Pour le secteur du tourisme, la leçon est tout aussi directe. Le positionnement premium ne consiste pas seulement à ajouter des services. Il s'agit également de lire le caractère du lieu. Aux îles Canaries, les actifs de villégiature les plus précieux sont souvent ceux qui semblent naturellement ouverts : une promenade vers un phare, une vue sur les dunes, un bord de plage, un espace pour le coucher du soleil où les clients d'hôtel, les résidents et les visiteurs d'un jour partagent le même horizon. La force à long terme de Maspalomas dépend de la protection de cette valeur partagée tout en offrant un confort bien géré.

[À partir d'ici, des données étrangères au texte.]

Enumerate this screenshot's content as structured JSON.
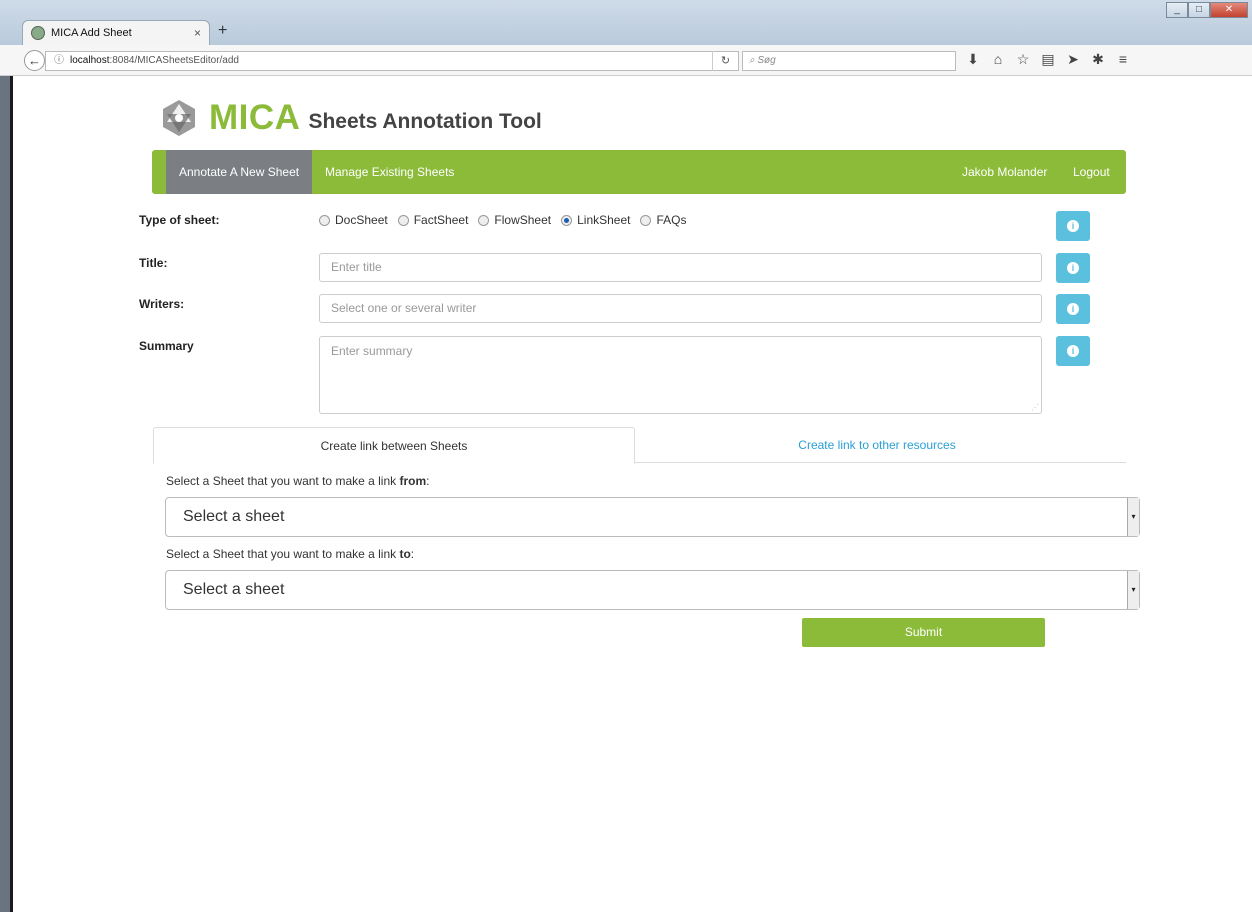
{
  "browser": {
    "tab_title": "MICA Add Sheet",
    "new_tab": "+",
    "close_tab": "×",
    "url_host": "localhost",
    "url_rest": ":8084/MICASheetsEditor/add",
    "search_placeholder": "Søg",
    "toolbar_icons": [
      "download-icon",
      "home-icon",
      "bookmark-star-icon",
      "reading-list-icon",
      "send-icon",
      "extension-icon",
      "menu-icon"
    ]
  },
  "header": {
    "brand": "MICA",
    "subtitle": "Sheets Annotation Tool"
  },
  "nav": {
    "annotate": "Annotate A New Sheet",
    "manage": "Manage Existing Sheets",
    "user": "Jakob Molander",
    "logout": "Logout"
  },
  "form": {
    "type_label": "Type of sheet:",
    "types": [
      "DocSheet",
      "FactSheet",
      "FlowSheet",
      "LinkSheet",
      "FAQs"
    ],
    "selected_type": "LinkSheet",
    "title_label": "Title:",
    "title_placeholder": "Enter title",
    "writers_label": "Writers:",
    "writers_placeholder": "Select one or several writer",
    "summary_label": "Summary",
    "summary_placeholder": "Enter summary"
  },
  "tabs": {
    "between": "Create link between Sheets",
    "other": "Create link to other resources"
  },
  "link": {
    "from_prefix": "Select a Sheet that you want to make a link ",
    "from_bold": "from",
    "to_prefix": "Select a Sheet that you want to make a link ",
    "to_bold": "to",
    "colon": ":",
    "select_placeholder": "Select a sheet"
  },
  "submit": "Submit",
  "colors": {
    "accent": "#8cbb3a",
    "info": "#5bc0de",
    "nav_active": "#7b7f84",
    "link": "#2a9fd6"
  }
}
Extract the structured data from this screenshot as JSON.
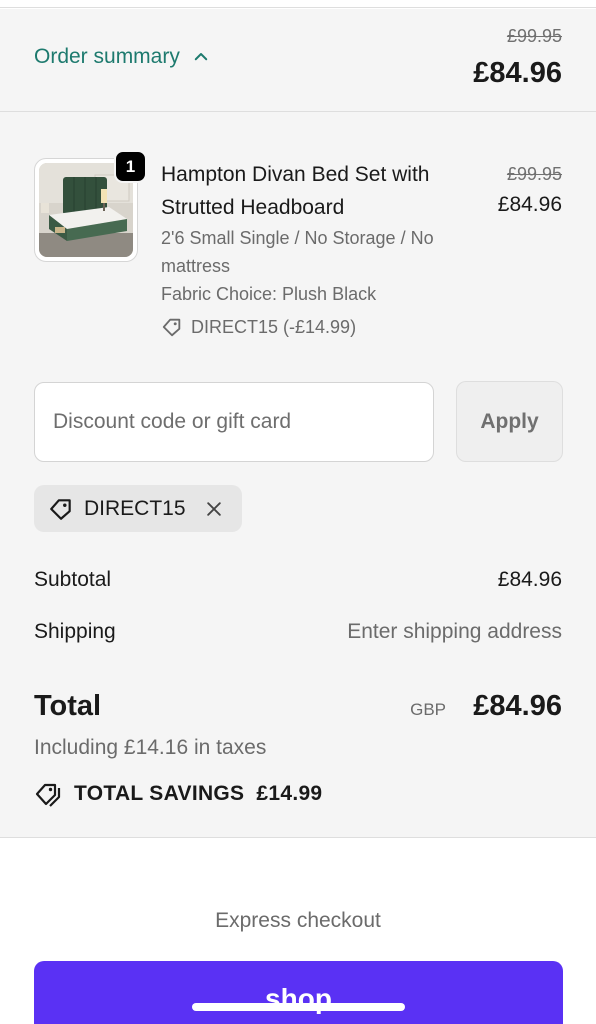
{
  "summary": {
    "toggle_label": "Order summary",
    "original_price": "£99.95",
    "price": "£84.96"
  },
  "line_item": {
    "quantity": "1",
    "title": "Hampton Divan Bed Set with Strutted Headboard",
    "variant": "2'6 Small Single / No Storage / No mattress",
    "fabric": "Fabric Choice: Plush Black",
    "discount": "DIRECT15 (-£14.99)",
    "original_price": "£99.95",
    "price": "£84.96"
  },
  "discount_form": {
    "placeholder": "Discount code or gift card",
    "apply_label": "Apply"
  },
  "applied_code": "DIRECT15",
  "totals": {
    "subtotal_label": "Subtotal",
    "subtotal_value": "£84.96",
    "shipping_label": "Shipping",
    "shipping_value": "Enter shipping address",
    "total_label": "Total",
    "currency": "GBP",
    "total_value": "£84.96",
    "taxes_note": "Including £14.16 in taxes",
    "savings_label": "TOTAL SAVINGS",
    "savings_value": "£14.99"
  },
  "express": {
    "label": "Express checkout",
    "shop_pay_label": "shop"
  },
  "colors": {
    "accent": "#1d7a6e",
    "shop_pay": "#5a31f4",
    "panel_bg": "#f5f5f5"
  },
  "icons": {
    "toggle": "chevron-up-icon",
    "discount": "tag-icon",
    "remove": "close-icon",
    "savings": "tags-icon"
  }
}
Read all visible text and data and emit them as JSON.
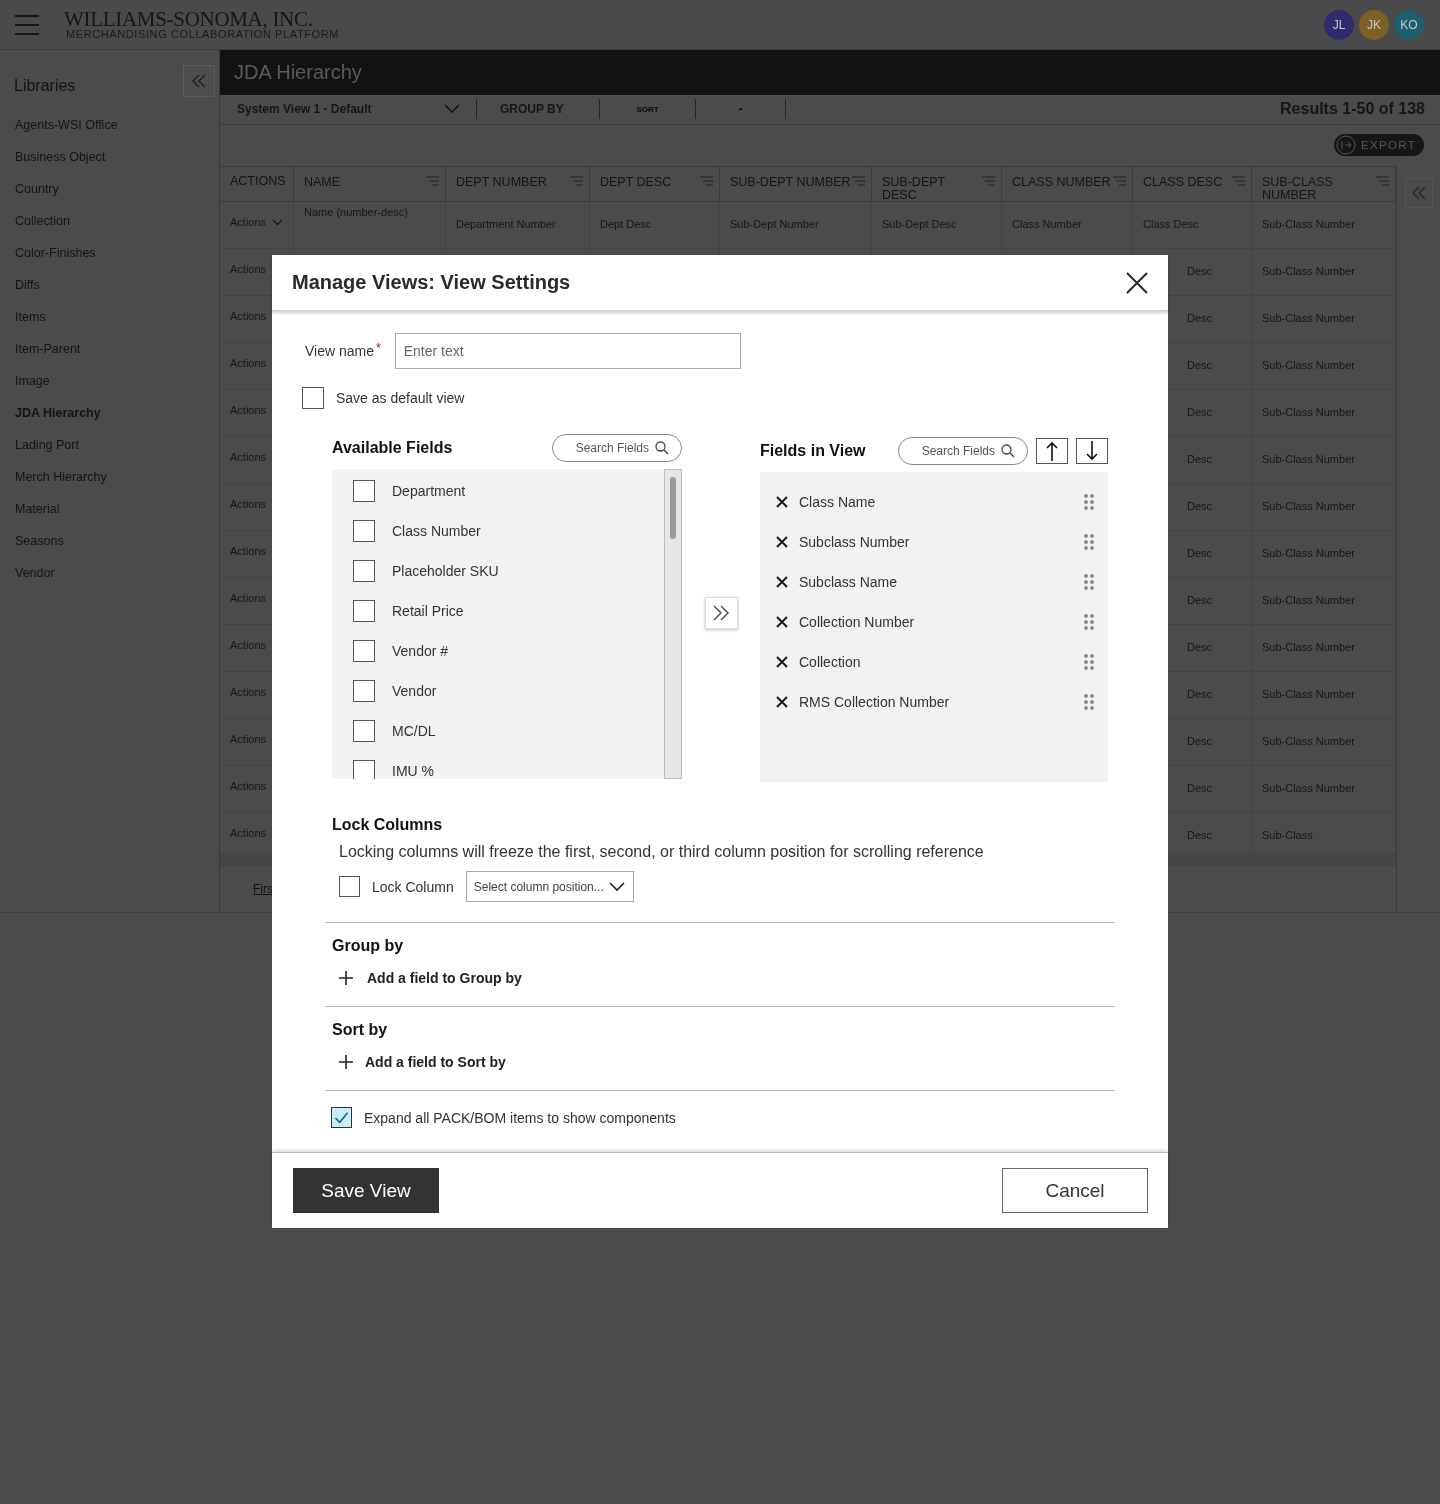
{
  "header": {
    "logo_title": "WILLIAMS-SONOMA, INC.",
    "logo_subtitle": "MERCHANDISING COLLABORATION PLATFORM",
    "avatars": [
      {
        "initials": "JL",
        "color": "#2f2b6e"
      },
      {
        "initials": "JK",
        "color": "#7d6124"
      },
      {
        "initials": "KO",
        "color": "#1d5f6e"
      }
    ]
  },
  "sidebar": {
    "title": "Libraries",
    "items": [
      {
        "label": "Agents-WSI Office",
        "selected": false
      },
      {
        "label": "Business Object",
        "selected": false
      },
      {
        "label": "Country",
        "selected": false
      },
      {
        "label": "Collection",
        "selected": false
      },
      {
        "label": "Color-Finishes",
        "selected": false
      },
      {
        "label": "Diffs",
        "selected": false
      },
      {
        "label": "Items",
        "selected": false
      },
      {
        "label": "Item-Parent",
        "selected": false
      },
      {
        "label": "Image",
        "selected": false
      },
      {
        "label": "JDA Hierarchy",
        "selected": true
      },
      {
        "label": "Lading Port",
        "selected": false
      },
      {
        "label": "Merch Hierarchy",
        "selected": false
      },
      {
        "label": "Material",
        "selected": false
      },
      {
        "label": "Seasons",
        "selected": false
      },
      {
        "label": "Vendor",
        "selected": false
      }
    ]
  },
  "page": {
    "title": "JDA Hierarchy",
    "view_select": "System View 1 - Default",
    "group_by": "GROUP BY",
    "sort": "SORT",
    "toolbar_item_4": "-",
    "results": "Results 1-50 of 138",
    "export": "EXPORT"
  },
  "table": {
    "columns": [
      "ACTIONS",
      "NAME",
      "DEPT NUMBER",
      "DEPT DESC",
      "SUB-DEPT NUMBER",
      "SUB-DEPT DESC",
      "CLASS NUMBER",
      "CLASS DESC",
      "SUB-CLASS NUMBER"
    ],
    "first_row": [
      "Actions",
      "Name (number-desc)",
      "Department Number",
      "Dept Desc",
      "Sub-Dept Number",
      "Sub-Dept Desc",
      "Class Number",
      "Class Desc",
      "Sub-Class Number"
    ],
    "rows": [
      {
        "actions": "Actions",
        "class_desc": "Desc",
        "sub_class": "Sub-Class Number"
      },
      {
        "actions": "Actions",
        "class_desc": "Desc",
        "sub_class": "Sub-Class Number"
      },
      {
        "actions": "Actions",
        "class_desc": "Desc",
        "sub_class": "Sub-Class Number"
      },
      {
        "actions": "Actions",
        "class_desc": "Desc",
        "sub_class": "Sub-Class Number"
      },
      {
        "actions": "Actions",
        "class_desc": "Desc",
        "sub_class": "Sub-Class Number"
      },
      {
        "actions": "Actions",
        "class_desc": "Desc",
        "sub_class": "Sub-Class Number"
      },
      {
        "actions": "Actions",
        "class_desc": "Desc",
        "sub_class": "Sub-Class Number"
      },
      {
        "actions": "Actions",
        "class_desc": "Desc",
        "sub_class": "Sub-Class Number"
      },
      {
        "actions": "Actions",
        "class_desc": "Desc",
        "sub_class": "Sub-Class Number"
      },
      {
        "actions": "Actions",
        "class_desc": "Desc",
        "sub_class": "Sub-Class Number"
      },
      {
        "actions": "Actions",
        "class_desc": "Desc",
        "sub_class": "Sub-Class Number"
      },
      {
        "actions": "Actions",
        "class_desc": "Desc",
        "sub_class": "Sub-Class Number"
      },
      {
        "actions": "Actions",
        "class_desc": "Desc",
        "sub_class": "Sub-Class"
      }
    ],
    "pagination": "Firs"
  },
  "modal": {
    "title": "Manage Views: View Settings",
    "view_name": {
      "label": "View name",
      "required_mark": "*",
      "placeholder": "Enter text"
    },
    "save_default": {
      "label": "Save as default view",
      "checked": false
    },
    "available": {
      "title": "Available Fields",
      "search_placeholder": "Search Fields",
      "items": [
        {
          "label": "Department",
          "checked": false
        },
        {
          "label": "Class Number",
          "checked": false
        },
        {
          "label": "Placeholder SKU",
          "checked": false
        },
        {
          "label": "Retail Price",
          "checked": false
        },
        {
          "label": "Vendor #",
          "checked": false
        },
        {
          "label": "Vendor",
          "checked": false
        },
        {
          "label": "MC/DL",
          "checked": false
        },
        {
          "label": "IMU %",
          "checked": false
        }
      ]
    },
    "fields_in_view": {
      "title": "Fields in View",
      "search_placeholder": "Search Fields",
      "items": [
        "Class Name",
        "Subclass Number",
        "Subclass Name",
        "Collection Number",
        "Collection",
        "RMS Collection Number"
      ]
    },
    "lock": {
      "title": "Lock Columns",
      "description": "Locking columns will freeze the first, second, or third column position for scrolling reference",
      "checkbox": {
        "label": "Lock Column",
        "checked": false
      },
      "select_placeholder": "Select column position..."
    },
    "group_by": {
      "title": "Group by",
      "action": "Add a field to Group by"
    },
    "sort_by": {
      "title": "Sort by",
      "action": "Add a field to Sort by"
    },
    "expand": {
      "label": "Expand all PACK/BOM items to show components",
      "checked": true
    },
    "buttons": {
      "save": "Save View",
      "cancel": "Cancel"
    }
  }
}
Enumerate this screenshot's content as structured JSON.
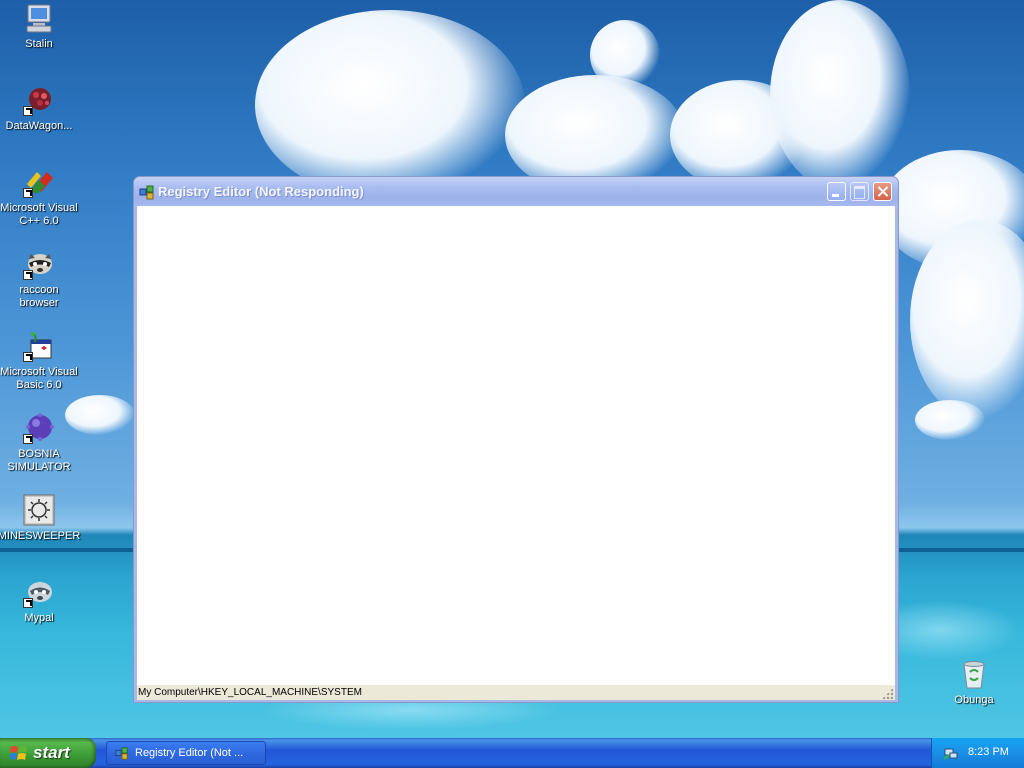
{
  "desktop": {
    "icons": [
      {
        "label": "Stalin",
        "icon": "my-computer-icon"
      },
      {
        "label": "DataWagon...",
        "icon": "datawagon-icon"
      },
      {
        "label": "Microsoft Visual C++ 6.0",
        "icon": "visual-cpp-icon"
      },
      {
        "label": "raccoon browser",
        "icon": "raccoon-icon"
      },
      {
        "label": "Microsoft Visual Basic 6.0",
        "icon": "visual-basic-icon"
      },
      {
        "label": "BOSNIA SIMULATOR",
        "icon": "bosnia-simulator-icon"
      },
      {
        "label": "MINESWEEPER",
        "icon": "minesweeper-icon"
      },
      {
        "label": "Mypal",
        "icon": "mypal-icon"
      },
      {
        "label": "Obunga",
        "icon": "recycle-bin-icon"
      }
    ]
  },
  "window": {
    "title": "Registry Editor (Not Responding)",
    "status_path": "My Computer\\HKEY_LOCAL_MACHINE\\SYSTEM"
  },
  "taskbar": {
    "start_label": "start",
    "task_label": "Registry Editor (Not ...",
    "clock": "8:23 PM"
  },
  "colors": {
    "title_inactive": "#9db2ea",
    "taskbar_blue": "#2157d7",
    "start_green": "#3a9a36",
    "tray_blue": "#1a8fe6"
  }
}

La décision finale de l'autorité côtière déterminera si cette autorisation spécifique d'un an pour des bains de soleil peut se concrétiser. Le débat plus large se poursuivra quoi qu'il arrive, car Maspalomas n'est pas juste une autre zone de villégiature. C'est l'un des endroits où l'avenir touristique de Gran Canaria est le plus visible. La manière dont l'île gère l'espace public autour du phare en dira long sur le type de destination qu'elle souhaite être : rentable et soignée, oui, mais aussi ouverte, lisible et respectueuse des paysages qui l'ont rendue célèbre.